Integrating air quality is intended to provide relevant information to users around the world. One of the best ways to ensure relevance is maintaining a high level accuracy, something that cannot be accomplished with raw data alone. BreezoMeter’s big data solution for air pollution data.
High level accuracy is essential for successful air quality data integration, and must be continuously monitored.
Governments are working diligently to generate and share accurate air quality information with the public. It starts with building and maintaining complex and costly monitoring stations. Governments then usually make the collected data available online to the public and businesses for free - this is referred to as open data. In the United States, the EPA (Environmental Protection Agency) provides real time Air Quality Index (AQI) on a general level, per city and state, while AirNow pools together shared data among government agencies to report on AQI.
Although these initiatives and information sources are both essential and helpful to broadly inform citizens and cities on air pollution, they often lack key elements that are necessary to provide businesses and individuals with relevant information that can guide actions to improved health outcomes, namely real-time and location-based data.

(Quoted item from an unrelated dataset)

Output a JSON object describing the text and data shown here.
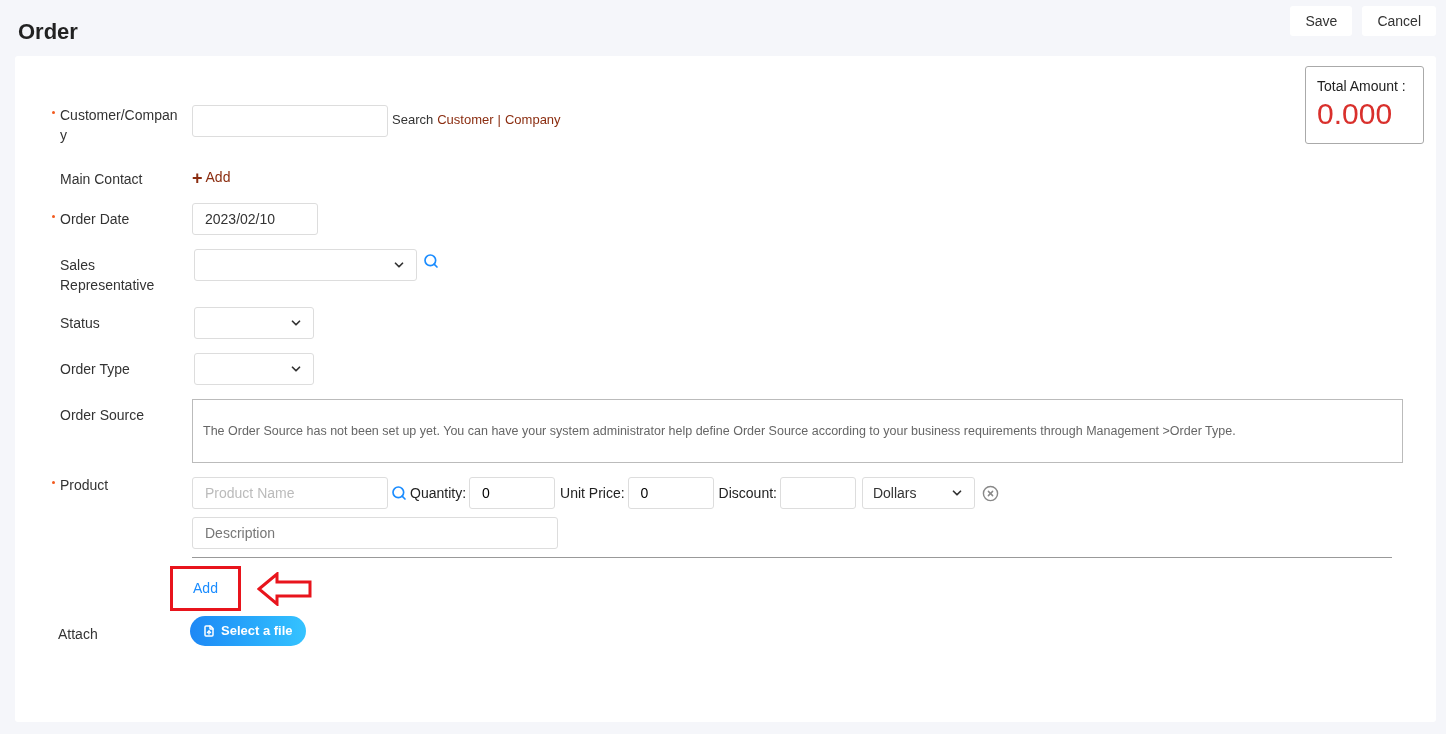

Businesses need location-based, real-time air pollution data
Government stations spread throughout cities and countries return air quality information relevant only at their exact locations. Sometimes this data is delayed by several hours. Additionally, air quality can change dramatically even within an hour - temporally, and within a few hundreds meters (or between two city blocks) - spatially, due to weather conditions (ex: wind), pollution events (ex: traffic) and more. Therefore, using government data for products and technology needing precise air quality information doesn’t make sense, as by the time the data is available, the conditions are likely to have changed, or never have been relevant for the point of interest.
In contrast, BreezoMeter’s air quality data - easily accessible through API calls - is real-time, location-based, and is already helping companies both big and small make their solutions and products air pollution smart.
QA for accuracy
In addition to being limited to the exact area of the sensor station, governmental data is what we call raw data. It isn’t verified, tested or monitored. This means that it has the potential to be really incorrect.
BreezoMeter verifies all its data sources, and performs strict QA to ensure the highest level of accuracy. In addition, our proprietary models and machine learning algorithms bring our data feed quality to the next level.
To learn more about BreezoMeter’s continuous accuracy testing processes, check out this post from our algorithm team where you can learn more about why it’s important to calculate and monitor data accuracy, and how we do it.
Raw or right data? Models, big data & machine learning: the benefits
Using big data analytics, BreezoMeter combines data from many sources to determine ultra accurate air pollution levels: While governmental monitoring stations provide at best, hourly concentration readings for air pollution, supplementary data from satellite measurements, meteorological and traffic data, and data regarding types of land cover are added to increase the accuracy of our predictions, together with air quality models such as the European program Copernicus Atmosphere Monitoring Service (CAMS). Naturally, this process generates big data, and our models learn from this data in order to constantly improve our themselves.
Emil Fisher, Co-founder & CTO: “Every hour we validate and organize over 1.8TB of data, while calculating 7.5 billion pollutant concentrations for 440 million geographical points worldwide. In this process we produce, validate and organize 1.8TB of new data every hour. In order to succeed in this mission, we use Google Cloud services to manage our data, and run hundreds of CPUs every second. Many government agencies don’t have the capacity or willingness to carry out to such heavy big data analysis”.
Machine learning is also used to enhance the readings’ quality, provide forecasts and ensure BreezoMeter offers impactful real-time air quality, instead of delayed information with consequently little relevance.